In our field story articles we engage with academic research and with current debate amongst educators, fitness industry representatives, government and fitness professionals.

Our perspective is shaped by our backgrounds as social scientists, and by our identities as PT (Andrew) and client (Gayle). Our aim is to broaden discussion on ethical practice and our work is free for all to read.

Read our field story articles here

Forthcoming book

Stories from the field

explores how research, including, and most specifically, sociological research, can better reflect lived experience and inform ethical practice.

Closing the gap

We argue that qualitative research - particularly sociological research – which illuminates how social norms, power, and inequality, shape people’s relationships with exercise and their bodies, should be central to teaching and learning in sport and exercise.
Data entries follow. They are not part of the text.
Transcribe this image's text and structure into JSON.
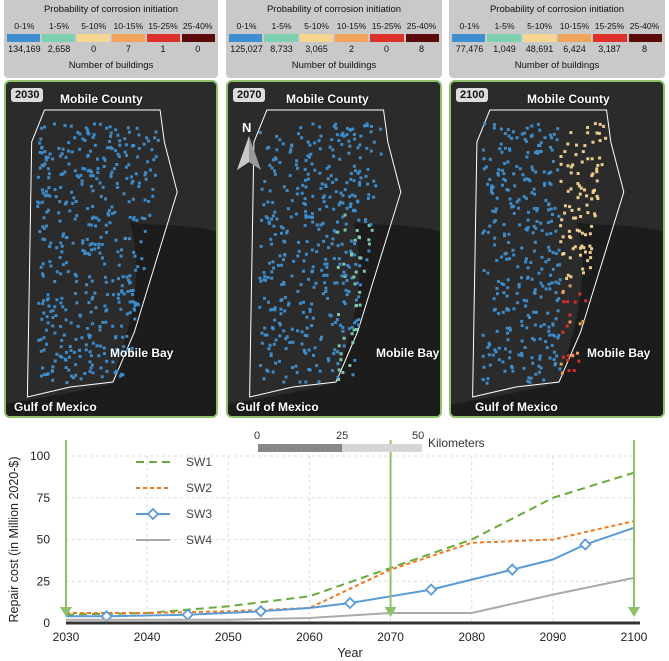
{
  "legend": {
    "title": "Probability of corrosion initiation",
    "subtitle": "Number of buildings",
    "categories": [
      "0-1%",
      "1-5%",
      "5-10%",
      "10-15%",
      "15-25%",
      "25-40%"
    ],
    "colors": [
      "#3f8fd0",
      "#7fd0b0",
      "#f5d590",
      "#f0a45a",
      "#e0302a",
      "#5a0a0a"
    ]
  },
  "panels": [
    {
      "year": "2030",
      "counts": [
        "134,169",
        "2,658",
        "0",
        "7",
        "1",
        "0"
      ]
    },
    {
      "year": "2070",
      "counts": [
        "125,027",
        "8,733",
        "3,065",
        "2",
        "0",
        "8"
      ]
    },
    {
      "year": "2100",
      "counts": [
        "77,476",
        "1,049",
        "48,691",
        "6,424",
        "3,187",
        "8"
      ]
    }
  ],
  "map_labels": {
    "county": "Mobile County",
    "bay": "Mobile Bay",
    "gulf": "Gulf of Mexico",
    "north": "N"
  },
  "scale_bar": {
    "ticks": [
      "0",
      "25",
      "50"
    ],
    "unit": "Kilometers"
  },
  "chart_data": {
    "type": "line",
    "xlabel": "Year",
    "ylabel": "Repair cost (in Million 2020-$)",
    "xlim": [
      2030,
      2100
    ],
    "ylim": [
      0,
      100
    ],
    "xticks": [
      2030,
      2040,
      2050,
      2060,
      2070,
      2080,
      2090,
      2100
    ],
    "yticks": [
      0,
      25,
      50,
      75,
      100
    ],
    "grid": true,
    "legend_position": "top-left",
    "series": [
      {
        "name": "SW1",
        "color": "#6aaa3a",
        "dash": "dashed",
        "x": [
          2030,
          2040,
          2050,
          2060,
          2070,
          2080,
          2090,
          2100
        ],
        "y": [
          5,
          6,
          10,
          16,
          33,
          50,
          75,
          90
        ]
      },
      {
        "name": "SW2",
        "color": "#f07a20",
        "dash": "dotted",
        "x": [
          2030,
          2040,
          2050,
          2060,
          2070,
          2080,
          2090,
          2100
        ],
        "y": [
          6,
          6,
          7,
          9,
          32,
          48,
          50,
          61
        ]
      },
      {
        "name": "SW3",
        "color": "#5b9bd5",
        "dash": "solid",
        "marker": "diamond",
        "x": [
          2030,
          2035,
          2045,
          2054,
          2060,
          2065,
          2070,
          2075,
          2080,
          2085,
          2090,
          2094,
          2100
        ],
        "y": [
          4,
          4,
          5,
          7,
          9,
          12,
          16,
          20,
          26,
          32,
          38,
          47,
          57
        ]
      },
      {
        "name": "SW4",
        "color": "#aaaaaa",
        "dash": "solid",
        "x": [
          2030,
          2040,
          2050,
          2060,
          2070,
          2080,
          2090,
          2100
        ],
        "y": [
          2,
          2,
          2,
          3,
          6,
          6,
          17,
          27
        ]
      }
    ]
  }
}
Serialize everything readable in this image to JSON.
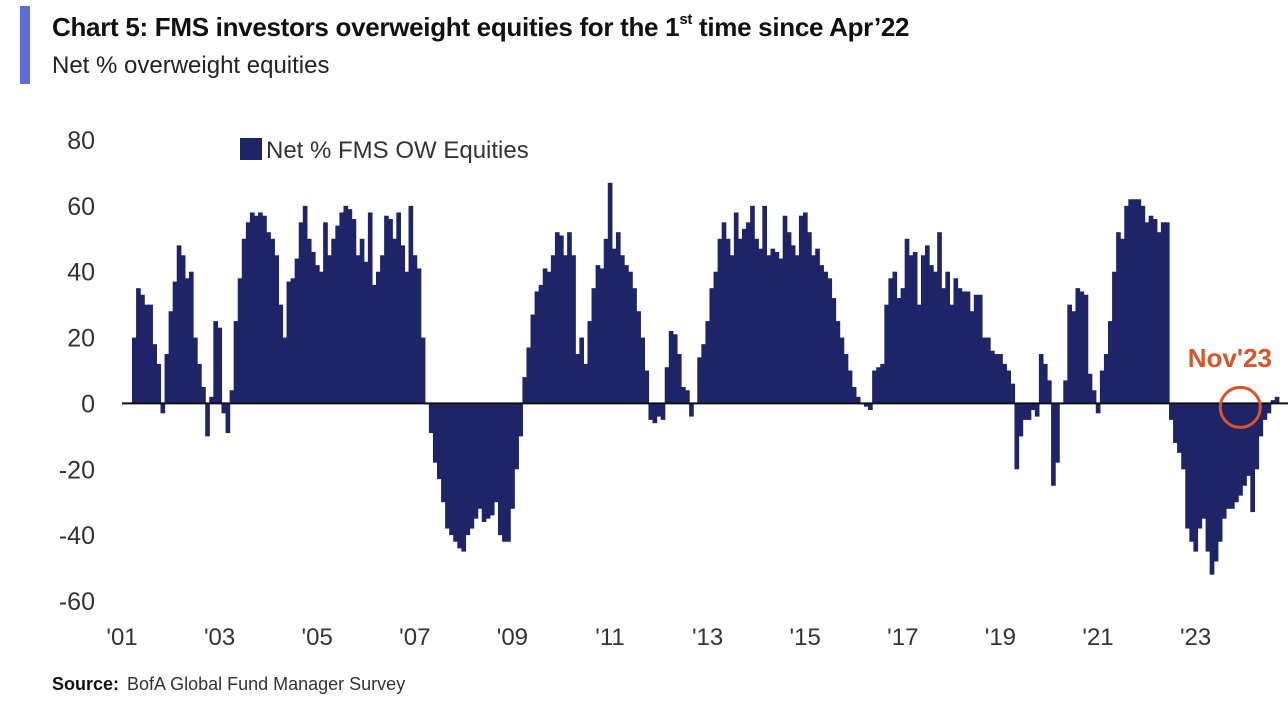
{
  "header": {
    "title_pre": "Chart 5: FMS investors overweight equities for the 1",
    "title_sup": "st",
    "title_post": " time since Apr’22",
    "subtitle": "Net % overweight equities"
  },
  "source": {
    "label": "Source:",
    "text": "BofA Global Fund Manager Survey"
  },
  "colors": {
    "bars": "#1f2468",
    "axis": "#111111",
    "highlight": "#d9532b",
    "accent": "#5b6fd6"
  },
  "chart_data": {
    "type": "bar",
    "title": "Chart 5: FMS investors overweight equities for the 1st time since Apr’22",
    "ylabel": "Net % overweight equities",
    "xlabel": "",
    "ylim": [
      -60,
      80
    ],
    "yticks": [
      80,
      60,
      40,
      20,
      0,
      -20,
      -40,
      -60
    ],
    "xticks": [
      {
        "label": "'01",
        "year": 2001
      },
      {
        "label": "'03",
        "year": 2003
      },
      {
        "label": "'05",
        "year": 2005
      },
      {
        "label": "'07",
        "year": 2007
      },
      {
        "label": "'09",
        "year": 2009
      },
      {
        "label": "'11",
        "year": 2011
      },
      {
        "label": "'13",
        "year": 2013
      },
      {
        "label": "'15",
        "year": 2015
      },
      {
        "label": "'17",
        "year": 2017
      },
      {
        "label": "'19",
        "year": 2019
      },
      {
        "label": "'21",
        "year": 2021
      },
      {
        "label": "'23",
        "year": 2023
      }
    ],
    "x_start": "2001-01",
    "frequency": "monthly",
    "legend": {
      "label": "Net % FMS OW Equities",
      "position": "top-left"
    },
    "annotation": {
      "label": "Nov'23",
      "index": 274
    },
    "series": [
      {
        "name": "Net % FMS OW Equities",
        "values": [
          20,
          35,
          33,
          30,
          30,
          18,
          12,
          -3,
          15,
          28,
          37,
          48,
          45,
          38,
          40,
          20,
          12,
          5,
          -10,
          2,
          25,
          23,
          -3,
          -9,
          4,
          25,
          38,
          50,
          55,
          58,
          57,
          58,
          57,
          52,
          50,
          45,
          30,
          20,
          37,
          38,
          44,
          55,
          60,
          50,
          46,
          42,
          40,
          55,
          45,
          50,
          54,
          58,
          60,
          59,
          56,
          45,
          50,
          43,
          58,
          36,
          40,
          45,
          57,
          56,
          50,
          58,
          48,
          40,
          60,
          45,
          41,
          20,
          0,
          -9,
          -18,
          -23,
          -30,
          -38,
          -40,
          -42,
          -44,
          -45,
          -40,
          -38,
          -35,
          -32,
          -36,
          -35,
          -34,
          -30,
          -40,
          -42,
          -42,
          -32,
          -20,
          -10,
          8,
          17,
          27,
          34,
          36,
          41,
          40,
          45,
          52,
          51,
          45,
          52,
          45,
          15,
          20,
          12,
          25,
          35,
          42,
          41,
          50,
          67,
          47,
          52,
          45,
          42,
          40,
          35,
          28,
          20,
          10,
          -5,
          -6,
          -4,
          -5,
          11,
          22,
          21,
          15,
          5,
          4,
          -4,
          0,
          14,
          18,
          25,
          35,
          40,
          50,
          55,
          50,
          45,
          58,
          50,
          53,
          55,
          60,
          50,
          47,
          60,
          45,
          47,
          46,
          44,
          57,
          52,
          48,
          45,
          57,
          58,
          52,
          45,
          47,
          42,
          40,
          38,
          32,
          25,
          20,
          15,
          10,
          5,
          2,
          0,
          -1,
          -2,
          10,
          11,
          12,
          30,
          38,
          40,
          32,
          35,
          50,
          45,
          46,
          30,
          45,
          48,
          42,
          40,
          52,
          35,
          40,
          30,
          38,
          35,
          34,
          34,
          28,
          33,
          33,
          20,
          20,
          16,
          15,
          15,
          12,
          10,
          6,
          -20,
          -10,
          -5,
          -5,
          -2,
          -4,
          15,
          12,
          7,
          -25,
          -18,
          0,
          7,
          30,
          28,
          35,
          34,
          33,
          9,
          4,
          -3,
          10,
          15,
          25,
          40,
          52,
          50,
          60,
          62,
          62,
          62,
          60,
          55,
          57,
          56,
          52,
          55,
          55,
          -5,
          -12,
          -15,
          -20,
          -38,
          -42,
          -45,
          -38,
          -35,
          -45,
          -52,
          -48,
          -42,
          -35,
          -32,
          -32,
          -30,
          -28,
          -25,
          -22,
          -33,
          -20,
          -10,
          -5,
          -3,
          1,
          2
        ]
      }
    ]
  }
}
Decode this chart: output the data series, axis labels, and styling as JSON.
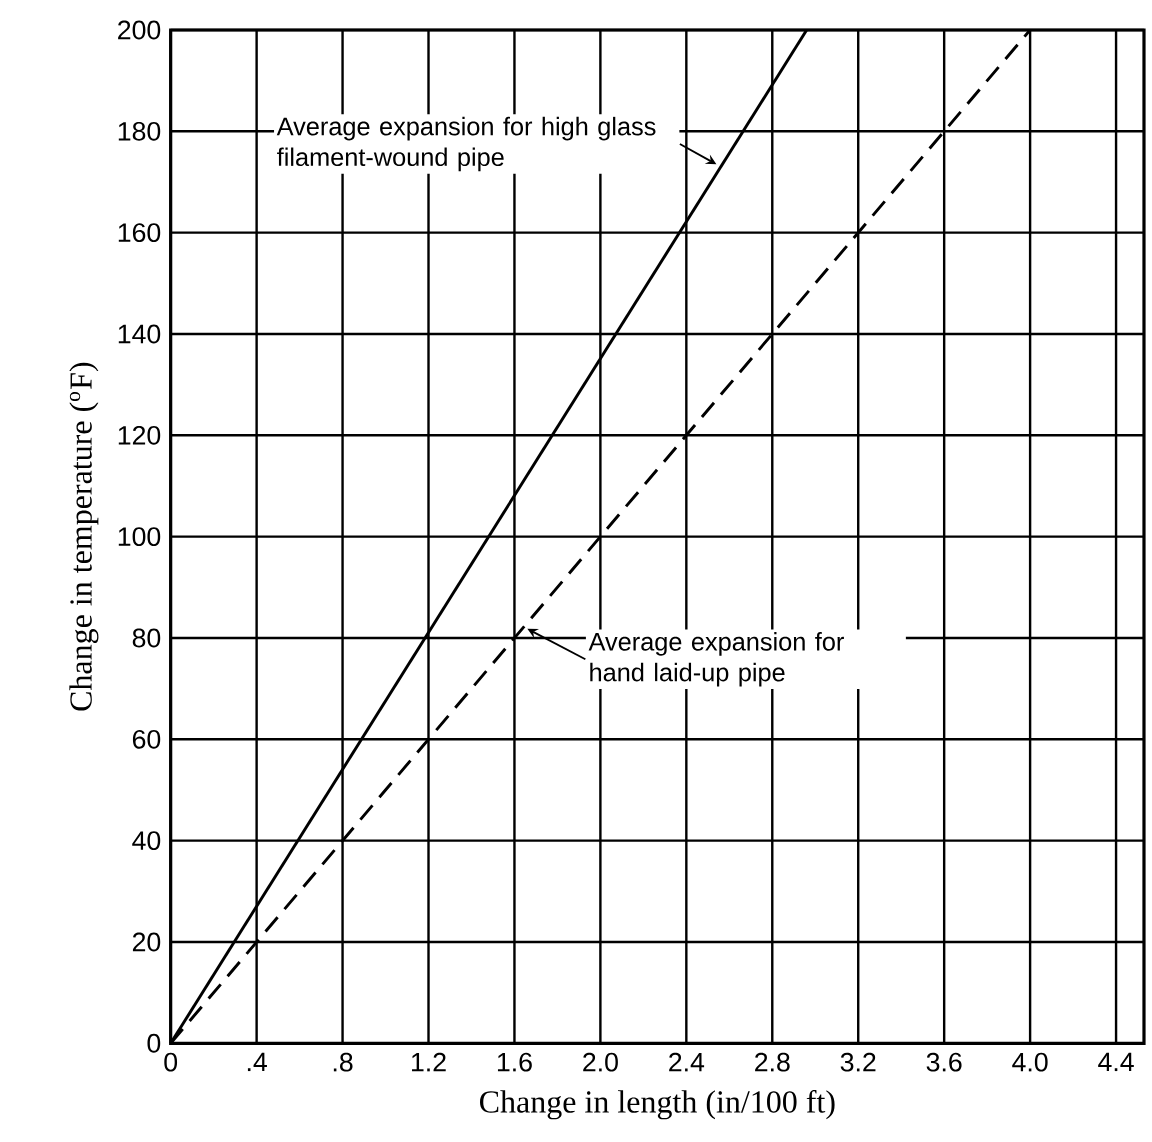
{
  "chart_data": {
    "type": "line",
    "xlabel": "Change in length (in/100 ft)",
    "ylabel": "Change in temperature ($^{o}$F)",
    "xlim": [
      0,
      4.53
    ],
    "ylim": [
      0,
      200
    ],
    "xticks": [
      0,
      {
        "value": 0.4,
        "label": ".4"
      },
      {
        "value": 0.8,
        "label": ".8"
      },
      1.2,
      1.6,
      {
        "value": 2,
        "label": "2.0"
      },
      2.4,
      2.8,
      3.2,
      3.6,
      {
        "value": 4,
        "label": "4.0"
      },
      4.4
    ],
    "yticks": [
      0,
      20,
      40,
      60,
      80,
      100,
      120,
      140,
      160,
      180,
      200
    ],
    "grid": true,
    "series": [
      {
        "color": "#000000",
        "line_style": "solid",
        "x": [
          0,
          2.96
        ],
        "values": [
          0,
          200
        ]
      },
      {
        "color": "#000000",
        "line_style": "dashed",
        "x": [
          0,
          4.0
        ],
        "values": [
          0,
          200
        ]
      }
    ],
    "annotations": [
      {
        "text": "Average expansion for high glass filament-wound pipe",
        "x": 2.57,
        "y": 173.5
      },
      {
        "text": "Average expansion for hand laid-up pipe",
        "x": 1.63,
        "y": 81.8
      }
    ]
  }
}
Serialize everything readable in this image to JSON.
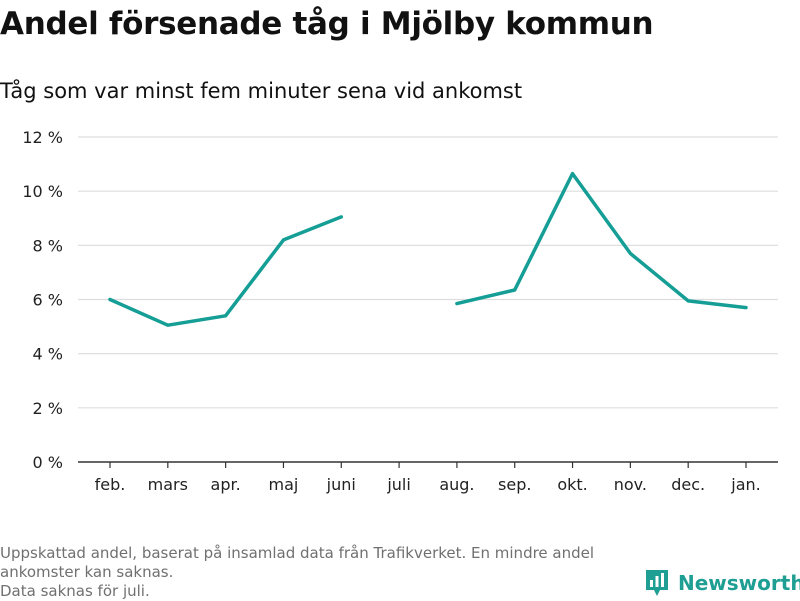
{
  "header": {
    "title": "Andel försenade tåg i Mjölby kommun",
    "subtitle": "Tåg som var minst fem minuter sena vid ankomst"
  },
  "chart_data": {
    "type": "line",
    "title": "",
    "xlabel": "",
    "ylabel": "",
    "categories": [
      "feb.",
      "mars",
      "apr.",
      "maj",
      "juni",
      "juli",
      "aug.",
      "sep.",
      "okt.",
      "nov.",
      "dec.",
      "jan."
    ],
    "series": [
      {
        "values": [
          6.0,
          5.05,
          5.4,
          8.2,
          9.05,
          null,
          5.85,
          6.35,
          10.65,
          7.7,
          5.95,
          5.7
        ],
        "color": "#159e95"
      }
    ],
    "ylim": [
      0,
      12
    ],
    "yticks": [
      0,
      2,
      4,
      6,
      8,
      10,
      12
    ],
    "ytick_suffix": " %",
    "grid": true,
    "legend": "none"
  },
  "footer": {
    "note_line1": "Uppskattad andel, baserat på insamlad data från Trafikverket. En mindre andel ankomster kan saknas.",
    "note_line2": "Data saknas för juli.",
    "brand": "Newsworthy",
    "brand_icon": "newsworthy-logo-icon",
    "brand_color": "#1f9e93"
  }
}
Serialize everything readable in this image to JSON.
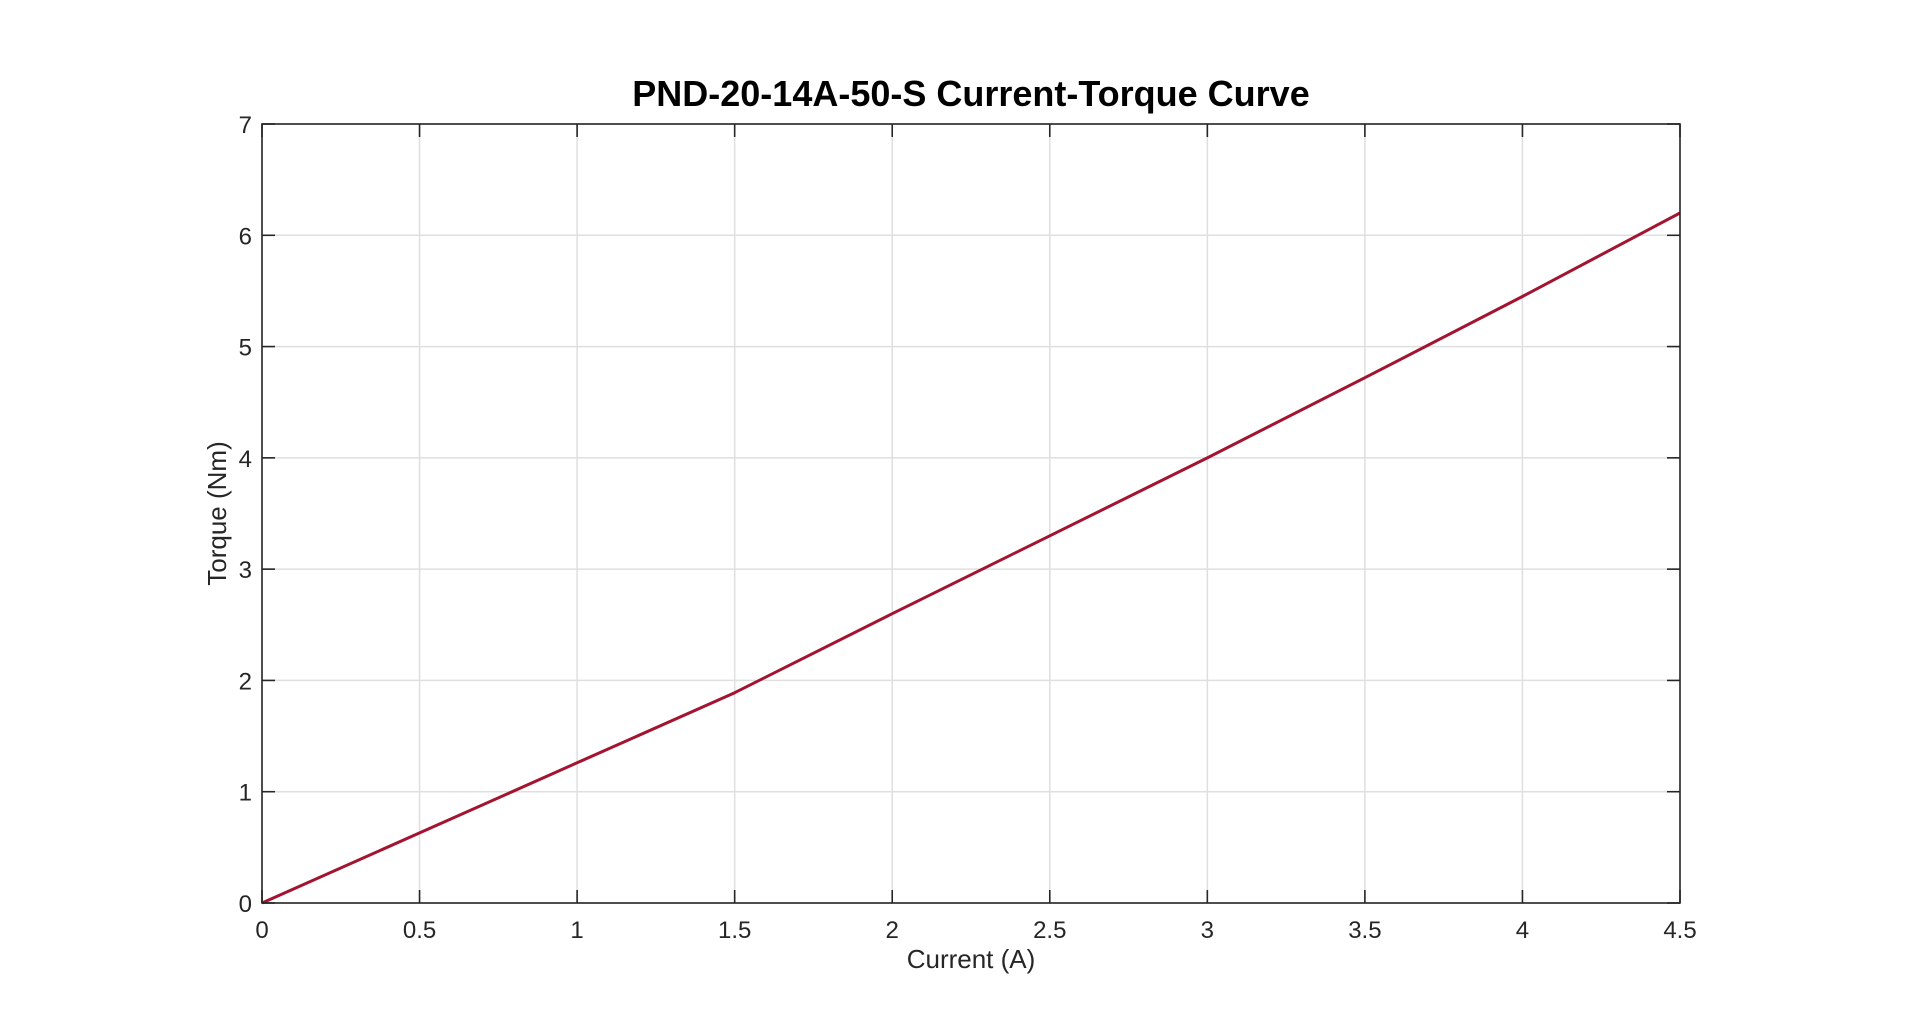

This offers the depth needed to understand lived experience, to work ethically, and to support people whose motivations, vulnerabilities, and histories cannot be captured by metrics alone.

This means:

Highlighting the limitations of academic and vocational curricula that focus almost exclusively on Biomechanics, Physiology, and Psychology, while also recognising the persistent theory-practice gap.

Bringing sociological and qualitative perspectives into learning and research to better reflect the lived, social, cultural, and relational experiences of exercise - for both practitioners and participants.

Addressing the gap in research literacy among working practitioners, so research can meaningfully inform ethical and effective practice.

Our unique approach

Engaging with research, with industry developments, with public discussion we adopt a critical, creative, storytelling approach to revisit, reimagine and reclaim ethical exercise.

By placing Sociology at the heart of exercise and fitness practice, we help professionals and practitioners to better understand how motivation, participation, and wellbeing are shaped by identity, relationships, structural inequalities and external expectations.

We argue that the relationships between exercise professionals and clients are in all ways auto/biographical in that they are relational, and shaped by power, emotion and the embodied stories of all involved. Exercise is not only a physical activity but a social and cultural practice that requires care, integrity, reflexivity, and ethical awareness.